With the lighted lanterns they could get a better idea of their surroundings. Page 211
"We don't mind the rain," Apple announced. "We are going out. Look for us when you see us."
They had already cached a couple of lanterns, a pick and two spades near the Ice Box and it was no trick at all to get them into the cave. With the lighted lanterns they could get a better idea of their surroundings. The floor of the cave was waist deep in water which seemed to rush on in a swift current and escape again into the creek through a counter opening a few feet away. The cave was quite long. It did not, as they supposed, have its beginning at the opening where they entered, but extended some distance back into the gloom, and as the current was quite swift back there it was evident that there were other hidden openings. The vault of the cave was high, so high that they could not see the top by the feeble light of their lanterns. But the thing that they could see and that thrust from their minds every other subject was a solid arch of masonry.
"I was right!" shouted Apple. "I was right! That's no natural formation. That has been built up by men's hands years ago. It's sure to be the hiding place of the treasure. What else could it be?"
"It couldn't be anything else," agreed Glen. "We'll mighty soon see. Get up to the top and I'll hand you the things."
"I'm up," said Apple. "Are you coming too?"
"Sure thing. The way to tear this down is a stone at a time beginning at the top."
"Let me have the pick, then."
"No, you hold the lantern and let me use the pick. I'm the biggest."
Splash! The first big stone disappeared in the water. Another splash and the second followed. But prying them loose was no easy job and they did not follow one after the other in the rapid succession the boys would have liked. In less than half an hour they decided that an enormous lot of work had been done in the effort to bury the treasure.
"We think this is pretty hard work getting these stones loose and pitching 'em down in the water," said Apple, reflectively, "but think of carrying all of 'em in from outside to build this."
"Perhaps there were more than two to do it," said Glen.

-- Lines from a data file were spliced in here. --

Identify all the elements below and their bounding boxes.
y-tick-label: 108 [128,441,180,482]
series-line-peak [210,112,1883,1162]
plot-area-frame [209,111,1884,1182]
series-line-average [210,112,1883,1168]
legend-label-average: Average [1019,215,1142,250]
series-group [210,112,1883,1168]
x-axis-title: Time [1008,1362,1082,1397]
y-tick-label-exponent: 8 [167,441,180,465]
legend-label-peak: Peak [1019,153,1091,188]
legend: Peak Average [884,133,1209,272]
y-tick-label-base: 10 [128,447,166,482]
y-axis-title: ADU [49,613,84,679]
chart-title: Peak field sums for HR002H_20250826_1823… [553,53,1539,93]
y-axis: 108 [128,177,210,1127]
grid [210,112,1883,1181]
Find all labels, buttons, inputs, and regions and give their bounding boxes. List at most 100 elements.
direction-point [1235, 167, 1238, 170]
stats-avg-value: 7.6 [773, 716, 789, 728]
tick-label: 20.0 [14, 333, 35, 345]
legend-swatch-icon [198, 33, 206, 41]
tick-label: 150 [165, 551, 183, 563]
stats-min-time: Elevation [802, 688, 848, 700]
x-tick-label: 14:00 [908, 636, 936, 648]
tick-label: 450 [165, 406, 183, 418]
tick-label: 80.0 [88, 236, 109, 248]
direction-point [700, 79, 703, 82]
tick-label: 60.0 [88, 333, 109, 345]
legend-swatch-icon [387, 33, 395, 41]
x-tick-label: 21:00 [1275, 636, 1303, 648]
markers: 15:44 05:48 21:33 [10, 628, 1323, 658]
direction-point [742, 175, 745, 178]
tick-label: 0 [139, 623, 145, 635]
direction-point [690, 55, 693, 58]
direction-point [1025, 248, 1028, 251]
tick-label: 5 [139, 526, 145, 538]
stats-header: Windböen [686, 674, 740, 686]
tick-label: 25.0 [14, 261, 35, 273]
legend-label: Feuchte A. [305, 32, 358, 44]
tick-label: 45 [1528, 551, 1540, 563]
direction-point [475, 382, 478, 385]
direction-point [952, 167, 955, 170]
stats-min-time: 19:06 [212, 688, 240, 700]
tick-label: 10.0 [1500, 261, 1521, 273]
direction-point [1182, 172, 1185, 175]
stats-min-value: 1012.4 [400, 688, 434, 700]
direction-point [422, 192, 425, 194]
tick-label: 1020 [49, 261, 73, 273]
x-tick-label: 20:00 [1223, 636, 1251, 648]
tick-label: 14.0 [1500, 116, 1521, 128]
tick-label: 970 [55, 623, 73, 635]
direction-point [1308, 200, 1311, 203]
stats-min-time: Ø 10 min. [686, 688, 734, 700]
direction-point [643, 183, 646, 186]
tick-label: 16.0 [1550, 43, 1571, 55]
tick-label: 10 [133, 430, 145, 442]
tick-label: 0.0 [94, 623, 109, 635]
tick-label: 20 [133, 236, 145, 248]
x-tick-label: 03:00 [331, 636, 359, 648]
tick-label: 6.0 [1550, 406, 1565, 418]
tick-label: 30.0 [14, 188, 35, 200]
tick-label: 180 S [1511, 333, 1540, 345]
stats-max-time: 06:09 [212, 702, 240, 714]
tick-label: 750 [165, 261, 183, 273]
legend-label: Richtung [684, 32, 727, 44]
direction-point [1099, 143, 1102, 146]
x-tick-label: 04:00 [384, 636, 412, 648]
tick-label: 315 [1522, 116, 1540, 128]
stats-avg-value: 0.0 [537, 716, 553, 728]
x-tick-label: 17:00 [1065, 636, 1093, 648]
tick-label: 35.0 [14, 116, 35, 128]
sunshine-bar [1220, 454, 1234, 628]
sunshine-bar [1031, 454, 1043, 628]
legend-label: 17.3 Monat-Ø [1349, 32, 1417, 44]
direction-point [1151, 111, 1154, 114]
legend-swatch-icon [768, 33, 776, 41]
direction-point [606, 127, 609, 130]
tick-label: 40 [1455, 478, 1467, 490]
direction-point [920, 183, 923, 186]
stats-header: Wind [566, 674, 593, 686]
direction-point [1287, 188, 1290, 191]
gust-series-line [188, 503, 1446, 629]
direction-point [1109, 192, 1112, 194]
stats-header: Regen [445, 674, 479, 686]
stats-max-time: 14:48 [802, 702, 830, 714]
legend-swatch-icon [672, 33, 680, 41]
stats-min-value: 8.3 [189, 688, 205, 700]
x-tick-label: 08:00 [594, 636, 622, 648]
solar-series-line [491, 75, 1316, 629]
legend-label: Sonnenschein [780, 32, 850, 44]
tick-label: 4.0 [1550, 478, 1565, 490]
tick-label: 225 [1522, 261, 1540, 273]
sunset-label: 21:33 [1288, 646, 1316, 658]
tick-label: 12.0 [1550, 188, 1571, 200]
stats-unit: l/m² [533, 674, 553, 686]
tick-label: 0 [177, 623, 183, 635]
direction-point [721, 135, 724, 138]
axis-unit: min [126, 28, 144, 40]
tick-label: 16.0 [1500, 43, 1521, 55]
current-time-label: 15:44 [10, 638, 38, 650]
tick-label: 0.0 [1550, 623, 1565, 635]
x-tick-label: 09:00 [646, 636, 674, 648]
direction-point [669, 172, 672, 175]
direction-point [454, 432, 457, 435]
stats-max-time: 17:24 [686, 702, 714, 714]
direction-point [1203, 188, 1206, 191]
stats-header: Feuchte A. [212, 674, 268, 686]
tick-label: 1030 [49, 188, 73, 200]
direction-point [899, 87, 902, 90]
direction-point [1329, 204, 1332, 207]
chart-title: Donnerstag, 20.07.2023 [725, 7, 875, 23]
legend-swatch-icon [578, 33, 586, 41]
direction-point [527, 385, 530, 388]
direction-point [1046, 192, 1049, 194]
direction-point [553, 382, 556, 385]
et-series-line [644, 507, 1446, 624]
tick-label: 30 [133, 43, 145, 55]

"Of course there were," said the more romantic Apple, his imagination stirred by the picture. "There was a small army of them. I can imagine I see them coming in here in a long procession each carrying his load, giving way to the next, and slipping away quietly in the gloom."
"Perhaps they didn't do that way at all," said Glen, the practical. "If you swing your lantern away up you can see that this cave has high ledges running away back. Perhaps they managed to get rock from some of those ledges."
"Perhaps they did. But it was hard work, anyway, and it's hard work breaking it up. But if we can just manage to do this just by our two selves, and then go back to the fellows and tell 'em we've found the treasure—"
"Say, that will be fine," agreed Glen.
Suddenly there was a splash at the entrance. "Hush!" said Glen. "Somebody's coming."
"It's the Indian!" he whispered, a sudden terror seizing him.
"Worse than that!" said Apple, as he saw the figure that minute outlined against the entrance. "Worse than that!" he repeated with a severity unusual in his gentle speech. "It's Matt Burton!"